AMATEUR BASEBALL: Creating a benchmark
Fred Roufs, Harry Weilage honored for contributions to Marshall baseball as newest members of MBA Hall of Fame
MARSHALL – When baseball fans stop by Legion Field, they’ll notice an array of unique features, from Wrigley-esque ivy covering the outfield to the raised grandstand that overlooks the park.
It didn’t always look that way, however, as it took years of hard work, dedication and a vision from many individuals to create the ballpark into what it is today.
Two of those minds were Fred Roufs and Harry Weilage, who have both been staples in the Marshall baseball community throughout the past several decades. On Friday night, Roufs and Weilage became the latest inductees into the Ace Hardware/MDI Marshall Baseball Hall of Fame.
Roufs said it’s an honor to be selected and it’s fun to be able to make his way back to the field.
“I thought it was quite an honor and it’s fun to come back, take a look at the field and see what’s going on,” Roufs said. “I try to follow how the team’s been doing, they’ve got a lot of local kids and have been having a nice season this year, so it’s fun to be back.”
Roufs coached Legion baseball during the 1980s and served multiple seasons on the Marshall Baseball Association board. He also played a key role in helping bring the Minnesota State American Legion Baseball Tournament and Minnesota State Amateur Baseball Tournament to Legion Field and Marshall in 1987 and 1989, respectively.
Roufs said it was important to be able to bring state-level tournaments to Legion Field.
“I think it’s a big thing for the community; it’s great for the hotels, the restaurants, the businesses. But when we started out here, they used to play football on this field and they had a cinder track going around the outfield, so the field was kind of in rough shape,” Roufs said. “When they built the new football field and track over by what is now the old high school, they opened this up for baseball only and the field really looks awesome now, they’ve done a nice job upgrading it.”
Roufs, who currently serves as the vice president of the Minnesota Baseball Association, added what makes being a part of the Marshall A’s organization so special is the family atmosphere among all those involved.
“It has a good small-town feel to it, everybody cheers for the same kids. You have one high school, so you’re cheering for your neighbor’s kids or the kids of the people that you work with. You’ve also got bat boys that grow up and they play on the team, so it’s a family affair.”
Weilage is currently serving his fourth decade on the MBA board and said Legion Field has a special place in his heart.
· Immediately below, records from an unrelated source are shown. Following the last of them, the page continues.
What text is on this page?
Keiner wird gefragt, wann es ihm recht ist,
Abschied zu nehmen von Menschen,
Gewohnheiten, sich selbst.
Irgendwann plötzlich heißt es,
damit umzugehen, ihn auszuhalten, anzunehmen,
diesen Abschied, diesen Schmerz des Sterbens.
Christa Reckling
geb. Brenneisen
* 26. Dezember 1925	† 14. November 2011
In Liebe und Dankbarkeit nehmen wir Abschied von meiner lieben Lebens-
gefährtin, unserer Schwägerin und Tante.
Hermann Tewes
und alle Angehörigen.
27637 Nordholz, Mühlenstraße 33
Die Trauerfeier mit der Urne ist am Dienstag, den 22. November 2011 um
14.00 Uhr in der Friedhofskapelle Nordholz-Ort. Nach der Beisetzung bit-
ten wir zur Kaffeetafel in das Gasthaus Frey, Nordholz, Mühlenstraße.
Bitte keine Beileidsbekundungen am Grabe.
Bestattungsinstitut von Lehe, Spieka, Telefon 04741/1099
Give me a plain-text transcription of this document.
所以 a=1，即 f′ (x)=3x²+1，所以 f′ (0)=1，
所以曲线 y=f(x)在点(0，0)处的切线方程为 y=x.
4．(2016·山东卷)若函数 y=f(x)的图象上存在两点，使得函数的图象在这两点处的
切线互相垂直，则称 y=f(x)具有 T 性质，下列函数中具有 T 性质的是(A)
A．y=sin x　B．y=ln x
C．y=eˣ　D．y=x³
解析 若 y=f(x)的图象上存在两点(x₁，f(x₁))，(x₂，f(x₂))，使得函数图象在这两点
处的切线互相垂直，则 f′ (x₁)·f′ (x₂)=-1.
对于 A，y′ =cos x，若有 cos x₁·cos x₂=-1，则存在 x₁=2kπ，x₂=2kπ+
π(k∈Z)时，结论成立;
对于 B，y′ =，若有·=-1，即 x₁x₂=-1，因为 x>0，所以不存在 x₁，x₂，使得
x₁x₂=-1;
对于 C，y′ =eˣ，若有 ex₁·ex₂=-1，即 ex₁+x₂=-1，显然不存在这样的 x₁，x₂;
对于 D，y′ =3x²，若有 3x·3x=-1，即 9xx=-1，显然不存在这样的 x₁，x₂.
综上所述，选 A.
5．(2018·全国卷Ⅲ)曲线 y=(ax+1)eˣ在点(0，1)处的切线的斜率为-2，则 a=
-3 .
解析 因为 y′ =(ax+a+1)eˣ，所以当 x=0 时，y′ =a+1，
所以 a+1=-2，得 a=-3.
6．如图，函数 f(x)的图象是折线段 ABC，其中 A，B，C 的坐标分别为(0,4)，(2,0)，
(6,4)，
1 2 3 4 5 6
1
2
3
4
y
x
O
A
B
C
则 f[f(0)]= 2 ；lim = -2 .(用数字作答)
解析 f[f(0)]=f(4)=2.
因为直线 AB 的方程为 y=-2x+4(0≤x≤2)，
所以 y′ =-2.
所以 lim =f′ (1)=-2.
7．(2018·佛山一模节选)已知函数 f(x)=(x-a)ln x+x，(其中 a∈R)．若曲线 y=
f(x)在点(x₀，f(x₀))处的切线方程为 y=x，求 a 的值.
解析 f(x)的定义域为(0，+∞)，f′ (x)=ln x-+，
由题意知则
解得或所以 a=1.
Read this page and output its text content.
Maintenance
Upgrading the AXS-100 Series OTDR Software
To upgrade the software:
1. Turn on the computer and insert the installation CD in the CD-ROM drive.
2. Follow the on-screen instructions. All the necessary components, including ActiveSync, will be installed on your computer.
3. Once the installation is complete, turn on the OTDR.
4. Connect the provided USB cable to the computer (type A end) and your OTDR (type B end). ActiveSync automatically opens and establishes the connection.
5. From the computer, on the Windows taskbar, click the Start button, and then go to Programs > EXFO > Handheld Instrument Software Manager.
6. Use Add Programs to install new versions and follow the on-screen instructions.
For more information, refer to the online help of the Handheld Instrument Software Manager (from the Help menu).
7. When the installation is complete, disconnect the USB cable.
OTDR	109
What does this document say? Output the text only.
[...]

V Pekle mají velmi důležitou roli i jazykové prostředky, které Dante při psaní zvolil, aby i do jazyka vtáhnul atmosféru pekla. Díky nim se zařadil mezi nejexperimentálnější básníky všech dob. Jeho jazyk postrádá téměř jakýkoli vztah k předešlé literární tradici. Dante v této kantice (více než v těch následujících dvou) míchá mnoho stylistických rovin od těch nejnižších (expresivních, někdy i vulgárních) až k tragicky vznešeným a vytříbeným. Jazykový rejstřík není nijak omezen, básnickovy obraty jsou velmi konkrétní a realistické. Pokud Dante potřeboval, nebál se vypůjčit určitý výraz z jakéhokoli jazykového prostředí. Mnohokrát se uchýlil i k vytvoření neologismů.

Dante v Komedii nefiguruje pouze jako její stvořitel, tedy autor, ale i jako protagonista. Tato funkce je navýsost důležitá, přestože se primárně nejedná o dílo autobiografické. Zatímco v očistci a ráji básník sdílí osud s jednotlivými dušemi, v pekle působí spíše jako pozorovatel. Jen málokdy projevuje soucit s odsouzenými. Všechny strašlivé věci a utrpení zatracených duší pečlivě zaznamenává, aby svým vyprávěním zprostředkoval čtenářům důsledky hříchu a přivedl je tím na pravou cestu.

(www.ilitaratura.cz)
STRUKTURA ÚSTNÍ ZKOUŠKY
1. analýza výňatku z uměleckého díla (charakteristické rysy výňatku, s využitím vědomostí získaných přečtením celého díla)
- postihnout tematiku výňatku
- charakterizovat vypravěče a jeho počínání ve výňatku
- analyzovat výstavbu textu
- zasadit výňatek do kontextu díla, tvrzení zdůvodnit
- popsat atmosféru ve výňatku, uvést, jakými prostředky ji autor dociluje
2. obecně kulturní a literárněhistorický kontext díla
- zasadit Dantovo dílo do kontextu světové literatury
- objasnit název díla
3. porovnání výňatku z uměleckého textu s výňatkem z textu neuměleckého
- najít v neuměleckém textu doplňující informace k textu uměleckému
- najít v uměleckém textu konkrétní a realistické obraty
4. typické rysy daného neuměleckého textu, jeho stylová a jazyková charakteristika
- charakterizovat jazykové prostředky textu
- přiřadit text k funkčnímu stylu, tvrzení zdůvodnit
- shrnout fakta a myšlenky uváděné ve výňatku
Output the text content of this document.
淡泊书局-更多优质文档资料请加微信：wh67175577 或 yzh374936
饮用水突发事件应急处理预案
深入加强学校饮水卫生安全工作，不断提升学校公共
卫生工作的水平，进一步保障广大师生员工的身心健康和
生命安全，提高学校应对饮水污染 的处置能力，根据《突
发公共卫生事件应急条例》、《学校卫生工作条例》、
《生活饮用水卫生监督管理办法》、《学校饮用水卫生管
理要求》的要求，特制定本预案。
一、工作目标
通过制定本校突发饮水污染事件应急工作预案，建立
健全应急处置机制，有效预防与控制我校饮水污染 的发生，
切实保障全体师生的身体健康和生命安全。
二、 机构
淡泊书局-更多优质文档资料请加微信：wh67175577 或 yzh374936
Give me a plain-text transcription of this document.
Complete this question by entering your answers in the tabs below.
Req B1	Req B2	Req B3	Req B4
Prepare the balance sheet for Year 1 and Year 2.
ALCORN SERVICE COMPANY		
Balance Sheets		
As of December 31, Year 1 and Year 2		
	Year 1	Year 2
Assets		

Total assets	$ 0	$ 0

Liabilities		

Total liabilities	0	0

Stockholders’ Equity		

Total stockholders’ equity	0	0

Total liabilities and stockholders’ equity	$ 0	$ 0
“Legion Field has always kind of been the benchmark for what we did in my time here and that’s coming up on 40 years,” Weilage said. “To be honored, to be back at Legion Field, I had my retirement at Legion Field; this is a place I love dearly and Legion Field is a great facility for Marshall.”
Weilage’s contributions to Legion Field began in 1980 when he took a job with the City of Marshall in the Parks, Recreation and Community Education department.
“When we first came here, there was a cinder track and a snow fence and it was not what you would call a baseball field,” Weilage said. “It was trying to be a track, a football field and a baseball field. With Fred along with Darrel Wiener, we had a vision of what we could do at Legion Field.”
What he did envision, though, was something much more. Weilage wanted to implement an irrigation system, better lighting, a brand-new sound system and scoreboard, improving on the grandstand and putting the famous Boston Ivy along the outfield fence. He also wanted to turn Legion Field into a baseball-only facility.
Weilage would help turn those visions into a reality, and as a result, it became award-winning. It has also led to a lot of other improvements throughout the city of Marshall and Weilage added it’s been a great sight to see the community come together to provide newer facilities for people to enjoy and was proud that they could lead the way with Legion Field.
“Legion Field was a benchmark when the community wanted to build a lot of new facilities. Whether it was schools, bike trails or new ice arenas, Legion Field set the benchmark,” Weilage said. “When it won its national and state awards, it just helped our community understand that we could it. It wasn’t about what we couldn’t do, it was about what we could do. Even the new facilities at SMSU came out of the community saying we need to do a little better, so that’s been the best part of it.”